[A Vida sob a Pedra]
[...aquilo sim que era uma vida boa, uma vida-gia!]
Eu era um menino abelhudo, curioso... Certa vez, eu vi uma baita gia, parada, quieta, num solerte descuido estudado, fora da sua loca, espiando... um olho na galinha brava e outro na ninhada de pintinhos. Então, sentei no barranco, e fiquei espiando os olhos da gia gorducha... e imaginei... imaginei... e aí, ela me disse assim:
"é boa a vida embaixo da pedra: sombra de jabuticabeira anosa, pé de figo criado, aguinha mansa correndo por cima e fazendo ondas nas compridas tilangas de lodo... gosto de ficar ali, sem inimigos, sem lutas... vez por outra, uma presa é seduzida e atraída, serve para o meu sustento... e também é só ... aqui na loca sob a pedra, eu sou ninguém, e é bom, eu acho, a gente ser um ninguém... corre menos riscos quem não gasta coragem, não vive nos arrancos de valentia!"
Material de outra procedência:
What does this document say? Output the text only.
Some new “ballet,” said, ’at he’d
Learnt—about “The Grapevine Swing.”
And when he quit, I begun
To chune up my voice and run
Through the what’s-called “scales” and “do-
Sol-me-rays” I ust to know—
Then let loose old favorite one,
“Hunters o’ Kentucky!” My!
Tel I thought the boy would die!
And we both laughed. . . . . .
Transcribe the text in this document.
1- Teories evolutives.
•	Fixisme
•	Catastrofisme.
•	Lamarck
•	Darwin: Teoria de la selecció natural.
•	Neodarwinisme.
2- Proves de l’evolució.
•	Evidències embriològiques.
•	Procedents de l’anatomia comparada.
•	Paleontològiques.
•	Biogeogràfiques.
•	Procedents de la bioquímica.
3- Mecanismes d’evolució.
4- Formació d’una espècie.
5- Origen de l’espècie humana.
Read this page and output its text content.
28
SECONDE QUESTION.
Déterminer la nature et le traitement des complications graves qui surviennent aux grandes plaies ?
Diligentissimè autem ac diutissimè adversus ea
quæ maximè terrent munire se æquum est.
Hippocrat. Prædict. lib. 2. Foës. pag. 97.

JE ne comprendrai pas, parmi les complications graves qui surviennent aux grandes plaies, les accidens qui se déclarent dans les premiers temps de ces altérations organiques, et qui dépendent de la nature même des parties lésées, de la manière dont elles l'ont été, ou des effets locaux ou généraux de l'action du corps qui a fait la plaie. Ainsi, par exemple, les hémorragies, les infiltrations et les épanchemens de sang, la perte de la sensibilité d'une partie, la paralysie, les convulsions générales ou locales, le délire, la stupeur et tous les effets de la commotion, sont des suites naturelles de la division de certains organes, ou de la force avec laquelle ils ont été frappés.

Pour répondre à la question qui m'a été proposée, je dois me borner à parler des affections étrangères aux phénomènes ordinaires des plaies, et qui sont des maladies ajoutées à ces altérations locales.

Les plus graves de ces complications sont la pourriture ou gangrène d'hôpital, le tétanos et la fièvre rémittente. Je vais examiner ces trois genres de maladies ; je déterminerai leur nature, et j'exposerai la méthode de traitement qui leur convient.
Deixei a gia em paz, e fiquei pensando na vida-gia que ela levava — sem sustos, sem riscos, sem esperanças, nada... Contrariei o que eu imaginei: deu-me assim, uma vontade imensa de sair p'ro mundo, de deixar de ser ninguém... deixar de levar essa vida-gia que eu levo até hoje...
Mas qual... a gia tem razão: é melhor ser mesmo um ninguém! E isto, é o que eu já sou — faço nenhuma diferença na vida dos outros!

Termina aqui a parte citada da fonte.